When it comes to legal contracts, there are two types: written and oral. While written contracts are the most common and widely accepted form, oral contracts are also legally binding. These agreements are made through spoken communication and can be just as enforceable as written contracts, granted that they meet certain requirements.

Oral contracts, also known as “verbal contracts,” are agreements made between two or more parties without any written documentation. The terms and conditions of the contract are discussed orally and must be agreed upon by all parties involved. For example, if you agree to sell your car to a friend for a certain amount of money, and your friend agrees to pay you that amount, you have entered into an oral contract.

However, there are some limitations to oral contracts. For a contract to be legally binding, there must be evidence that the agreement was made. This can be proven through witness testimony or other forms of evidence that demonstrate the parties involved agreed to the terms. Additionally, certain types of contracts must be in writing to be enforceable, such as real estate contracts, contracts lasting longer than one year, and contracts for the sale of goods over a certain value.

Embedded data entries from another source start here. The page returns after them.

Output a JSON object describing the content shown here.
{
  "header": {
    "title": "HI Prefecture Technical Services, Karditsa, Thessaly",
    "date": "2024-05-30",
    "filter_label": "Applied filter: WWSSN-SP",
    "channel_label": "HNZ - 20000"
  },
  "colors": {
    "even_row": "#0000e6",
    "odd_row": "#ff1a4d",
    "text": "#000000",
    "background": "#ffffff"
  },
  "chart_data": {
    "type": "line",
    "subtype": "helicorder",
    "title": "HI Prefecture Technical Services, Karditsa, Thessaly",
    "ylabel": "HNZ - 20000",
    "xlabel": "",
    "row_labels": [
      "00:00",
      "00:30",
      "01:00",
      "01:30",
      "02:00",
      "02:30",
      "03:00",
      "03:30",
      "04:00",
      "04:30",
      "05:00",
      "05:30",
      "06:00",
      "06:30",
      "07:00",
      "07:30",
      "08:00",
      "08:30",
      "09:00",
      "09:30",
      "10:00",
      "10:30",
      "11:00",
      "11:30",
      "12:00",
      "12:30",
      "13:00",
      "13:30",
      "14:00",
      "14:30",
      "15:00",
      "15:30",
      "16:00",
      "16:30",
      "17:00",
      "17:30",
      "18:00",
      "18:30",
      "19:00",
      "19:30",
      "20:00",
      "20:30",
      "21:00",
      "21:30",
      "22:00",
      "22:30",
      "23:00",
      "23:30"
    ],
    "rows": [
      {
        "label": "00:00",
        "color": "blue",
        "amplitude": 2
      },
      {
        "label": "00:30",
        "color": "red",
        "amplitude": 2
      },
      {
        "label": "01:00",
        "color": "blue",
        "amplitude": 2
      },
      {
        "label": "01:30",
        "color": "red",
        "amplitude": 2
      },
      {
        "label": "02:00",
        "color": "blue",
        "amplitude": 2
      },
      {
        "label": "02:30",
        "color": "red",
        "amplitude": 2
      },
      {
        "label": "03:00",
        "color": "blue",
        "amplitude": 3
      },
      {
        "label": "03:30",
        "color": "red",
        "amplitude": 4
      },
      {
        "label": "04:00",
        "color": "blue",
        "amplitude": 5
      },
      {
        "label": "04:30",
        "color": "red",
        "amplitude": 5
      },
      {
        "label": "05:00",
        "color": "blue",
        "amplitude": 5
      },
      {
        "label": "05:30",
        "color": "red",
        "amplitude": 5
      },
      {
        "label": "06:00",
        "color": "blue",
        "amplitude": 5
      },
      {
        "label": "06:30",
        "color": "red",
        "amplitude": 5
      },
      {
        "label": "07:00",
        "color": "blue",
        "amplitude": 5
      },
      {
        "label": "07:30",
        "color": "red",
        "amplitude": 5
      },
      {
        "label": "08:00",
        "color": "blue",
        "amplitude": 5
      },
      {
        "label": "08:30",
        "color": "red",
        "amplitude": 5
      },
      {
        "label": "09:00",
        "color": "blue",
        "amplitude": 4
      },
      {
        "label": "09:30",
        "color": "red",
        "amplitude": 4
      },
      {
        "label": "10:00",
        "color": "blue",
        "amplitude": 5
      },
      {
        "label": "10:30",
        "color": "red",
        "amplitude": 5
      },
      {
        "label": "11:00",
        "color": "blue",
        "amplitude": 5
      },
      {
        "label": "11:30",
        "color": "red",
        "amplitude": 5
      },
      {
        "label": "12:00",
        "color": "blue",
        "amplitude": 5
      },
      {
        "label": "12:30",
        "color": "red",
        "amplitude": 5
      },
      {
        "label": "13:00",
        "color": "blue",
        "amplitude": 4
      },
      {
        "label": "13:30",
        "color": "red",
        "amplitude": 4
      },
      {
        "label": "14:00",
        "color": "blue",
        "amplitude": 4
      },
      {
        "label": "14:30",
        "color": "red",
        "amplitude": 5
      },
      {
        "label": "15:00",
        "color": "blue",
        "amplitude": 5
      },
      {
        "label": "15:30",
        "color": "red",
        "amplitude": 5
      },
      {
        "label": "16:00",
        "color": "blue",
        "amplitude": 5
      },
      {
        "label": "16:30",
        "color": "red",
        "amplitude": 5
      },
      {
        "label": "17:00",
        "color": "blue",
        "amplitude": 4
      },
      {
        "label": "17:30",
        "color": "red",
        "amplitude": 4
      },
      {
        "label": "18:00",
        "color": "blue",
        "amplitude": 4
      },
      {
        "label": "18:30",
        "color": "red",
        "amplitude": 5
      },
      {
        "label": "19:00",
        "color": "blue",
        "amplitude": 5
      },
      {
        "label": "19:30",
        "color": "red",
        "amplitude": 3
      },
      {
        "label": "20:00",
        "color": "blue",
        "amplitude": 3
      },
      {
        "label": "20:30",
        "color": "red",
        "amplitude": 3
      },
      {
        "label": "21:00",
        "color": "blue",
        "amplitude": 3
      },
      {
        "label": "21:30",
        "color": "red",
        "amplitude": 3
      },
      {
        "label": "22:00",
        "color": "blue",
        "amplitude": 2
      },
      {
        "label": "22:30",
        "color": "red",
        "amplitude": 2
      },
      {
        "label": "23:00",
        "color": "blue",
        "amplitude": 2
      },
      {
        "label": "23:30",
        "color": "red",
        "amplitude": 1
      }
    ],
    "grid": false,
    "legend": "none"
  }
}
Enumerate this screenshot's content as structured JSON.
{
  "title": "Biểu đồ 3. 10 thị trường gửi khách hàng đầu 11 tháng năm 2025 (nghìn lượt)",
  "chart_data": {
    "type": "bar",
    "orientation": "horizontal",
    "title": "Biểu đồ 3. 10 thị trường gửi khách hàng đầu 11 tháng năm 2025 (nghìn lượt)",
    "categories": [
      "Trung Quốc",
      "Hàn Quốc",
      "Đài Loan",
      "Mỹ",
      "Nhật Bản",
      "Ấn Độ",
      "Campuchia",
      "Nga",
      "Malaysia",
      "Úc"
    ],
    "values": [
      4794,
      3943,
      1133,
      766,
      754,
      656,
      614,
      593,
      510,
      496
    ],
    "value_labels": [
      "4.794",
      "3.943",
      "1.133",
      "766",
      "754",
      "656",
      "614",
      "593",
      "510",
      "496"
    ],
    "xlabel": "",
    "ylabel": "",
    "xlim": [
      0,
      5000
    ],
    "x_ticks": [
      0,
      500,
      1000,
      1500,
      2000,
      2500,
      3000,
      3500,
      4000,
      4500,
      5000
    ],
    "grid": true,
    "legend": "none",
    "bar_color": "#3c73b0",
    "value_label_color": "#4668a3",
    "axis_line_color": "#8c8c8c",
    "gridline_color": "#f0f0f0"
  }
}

The common law principle of “statute of frauds” requires certain types of contracts to be in writing to be enforceable. These include contracts for the sale of goods over a certain value, real estate contracts, and contracts lasting longer than one year. However, some states have modified their statute of frauds to permit oral contracts under certain conditions.

It is also important to note that oral contracts can be tricky to enforce as compared to written ones because there is no written record of the agreement. In case of any disputes, it will be challenging to ascertain what was exactly agreed upon. In such cases, it is better to have a written contract so that both parties can refer back to it for clarification.

In conclusion, oral contracts are legally binding, but they require evidence to prove that an agreement was made. Oral contracts can be enforceable; however, it is always advisable to put them into writing to avoid any misunderstandings or disputes in the future. Therefore, when entering into any contract, it is always best to consult with a legal professional to ensure that your rights and obligations are adequately protected.